В ту счастливую пору я не представлял себе жизни без любимой девушки, не допускал и мысли о том, что Ася будет любить кого-то еще, станет женой другого: абсурд, нонсенс!

В моем сознании не укладывались мысли о том, что ее национальная принадлежность отрицательно скажется на нашей судьбе. Разве сегодня, в Советское время, можно ставить вопрос о национальном браке? Это же невежество, дикость!

Все, что я испытывал тогда, было для меня впервые — поэтому я так остро и категорично выражал свои переживания. Я не верил, что восточные традиции все еще существуют, что искренность ее чувств и ее поступков были не главным.

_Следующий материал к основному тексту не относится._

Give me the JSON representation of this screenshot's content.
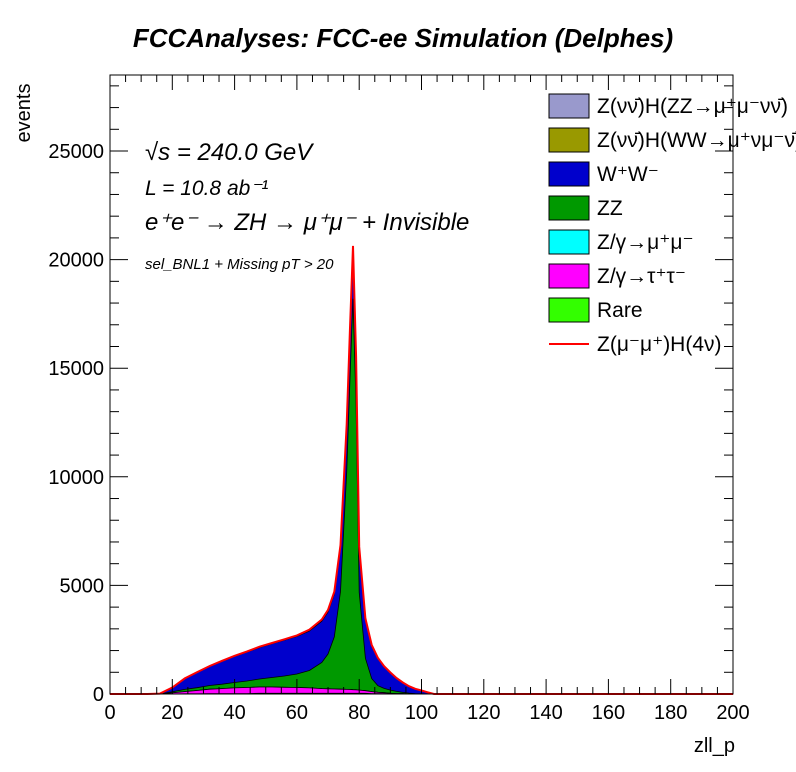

Я каждый день видел ее, ощущал ее тепло; ежедневно с утра и до поздней ночи пропадал у нее дома. Я испытывал восторг и радость от ее близости, просто от того, что она есть рядом.

Когда однажды, читая «Хождение по мукам», я добрался до письма Телегина к Даше, где он выражал ей свою признательность за любовь и верность, он закончил его словами «…твой до березки». Я понял, что в этих словах заключено и мое чувство, что в нем, кроме поэтики, была еще и верность сердца, передающая душевную близость и преданность. Мне казалось, что только смерть сможет развести наши дороги.

Однако не смерть, а война стала на нашем пути, а логической закономерностью, разведшей наши дороги, — неумолимое выполнение святого воинского долга и участие во внезапно вспыхнувшей войне.